The predator state has no public purpose. Apart from a few empty slogans-smaller government, balance the budget, feel your pain-the connection between actual problems and actual policies has disappeared. It has become clear that, if the Republicans had their way, this election would not be about issues. It would be about anything else: personalities, associations, the politics of fear, and the life history of a long-ago prisoner of war.

But fate blew McCain's cover. On the morning that Lehman Bros. and Merrill Lynch fell, John McCain spoke the immortal words of Herbert Hoover: "The fundamentals of our economy are strong." He said it twice. It's a phrase with deep resonance in American politics. People understand it. No politician says "the fundamentals are strong" unless they know that they are not.

The Dow Jones average fell 504 points that day. As stocks crashed, suddenly people remembered that modern markets cannot exist without a cop on the beat. Every important market out there, from fresh food and safe drugs to autos and air travel to housing and health care, depends on government to maintain trust, and without it, none of them would survive. Without regulation, predators take over, and when they do, trust eventually collapses. Every important market is in peril now, precisely because of the predators in power these past eight years. And none more immediately than finance.

The Bush-Paulson bailout exposed the predator state in detail. Deregulation and desupervision were the origin of this crisis: the 1999 Gramm-Leach-Bliley Act repealing Glass-Steagall, and the Gramm-authored loophole legitimating credit default swaps in 2000. Bush's financial regulators brought chainsaws to press conferences, a clear signal to sub-prime hustlers that "anything goes." "Liar's loans," "neutron loans" and "toxic waste" became financial terms of art. When the crash came, Paulson and Bernanke were plainly not up to the job. The original three-page Treasury bill was less a power grab than a punt; it said to Congress: "there's nobody home over here."
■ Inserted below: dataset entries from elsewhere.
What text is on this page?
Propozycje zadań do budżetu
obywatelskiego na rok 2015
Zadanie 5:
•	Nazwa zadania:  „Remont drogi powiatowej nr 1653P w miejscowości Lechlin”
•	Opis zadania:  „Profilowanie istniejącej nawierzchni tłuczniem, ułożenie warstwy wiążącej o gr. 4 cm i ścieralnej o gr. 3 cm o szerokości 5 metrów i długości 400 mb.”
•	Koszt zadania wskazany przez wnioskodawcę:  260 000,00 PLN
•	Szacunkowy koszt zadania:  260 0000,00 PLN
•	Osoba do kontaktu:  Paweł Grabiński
The crisis forces McCain back to issues and exposed the emptiness of his campaign. He resorted to theatrics, "suspending" his campaign to fly to Washington to "work" on a bailout bill, only to demonstrate that his leadership charms were lost on Republican members of the House. At the White House summit he had nothing to say. Later he attacked the morals and ethics of Wall Street, but backed a bill that was aimed to protect the stock prices of the Wall Street firms, while imposing no new discipline and doing nothing to stop the foreclosures. And when it came time to actually cast his vote, he couldn't be bothered even to speak from the Senate floor.

It seems unlikely that John McCain, the regulation-wrecker, will become, overnight, the man who would turn vice to virtue on Wall Street. But even suppose he were serious. Who would trust him? No one with money on the line.
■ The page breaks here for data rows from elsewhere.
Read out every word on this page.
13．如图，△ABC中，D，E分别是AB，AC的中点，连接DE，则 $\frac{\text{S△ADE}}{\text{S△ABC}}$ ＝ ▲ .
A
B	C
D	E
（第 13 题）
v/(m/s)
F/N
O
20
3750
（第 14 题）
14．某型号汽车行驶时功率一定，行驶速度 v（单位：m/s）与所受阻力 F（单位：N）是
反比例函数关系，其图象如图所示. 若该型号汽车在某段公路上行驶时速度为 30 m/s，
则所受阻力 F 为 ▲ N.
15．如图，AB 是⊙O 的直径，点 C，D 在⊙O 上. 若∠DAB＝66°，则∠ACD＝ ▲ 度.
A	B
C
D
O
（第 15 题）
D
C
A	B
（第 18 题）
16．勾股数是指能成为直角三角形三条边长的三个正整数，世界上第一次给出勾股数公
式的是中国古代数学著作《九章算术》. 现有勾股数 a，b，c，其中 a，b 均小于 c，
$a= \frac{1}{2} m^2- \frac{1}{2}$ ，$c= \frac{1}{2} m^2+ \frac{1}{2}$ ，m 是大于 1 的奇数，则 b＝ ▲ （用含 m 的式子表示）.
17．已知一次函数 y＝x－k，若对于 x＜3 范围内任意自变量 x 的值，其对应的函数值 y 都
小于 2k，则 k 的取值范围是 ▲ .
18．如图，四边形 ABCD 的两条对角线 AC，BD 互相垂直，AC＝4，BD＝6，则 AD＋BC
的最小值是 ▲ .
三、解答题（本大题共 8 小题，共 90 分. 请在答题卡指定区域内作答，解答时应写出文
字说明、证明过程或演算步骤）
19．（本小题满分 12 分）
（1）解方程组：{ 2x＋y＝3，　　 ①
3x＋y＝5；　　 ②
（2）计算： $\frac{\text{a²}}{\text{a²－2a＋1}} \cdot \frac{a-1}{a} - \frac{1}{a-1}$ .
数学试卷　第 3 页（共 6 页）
This is McCain's deeper problem. If he is elected, under his leadership, trust cannot be restored. No one with his philosophy or record can do that. Restoring trust requires a government of trustworthy people. Team McCain doesn't have any, and some, especially Gramm, inspire the opposite. It wouldn't matter what their policies were or pretended to be. Nothing they attempted would work.

The Democrats did not do well in the crisis; they were conflicted, divided, unsure of their ground, and they got rolled on many details. Yet they nevertheless broke through politically; Nancy Pelosi's stinging speech last Monday was a rare statement of plain truth. And so the choice in this election is well-defined. One party believes that the government serves no public purpose. The other believes that it must. One party has turned the government over to lobbies, to cronies and to big donors. The other is beginning to realize that a real government must be rebuilt. One party would keep the same crowd in office; the other would have to begin by clearing them out. No one can say there is no difference between the parties this year, and the basic issue in this election is really just as simple as that.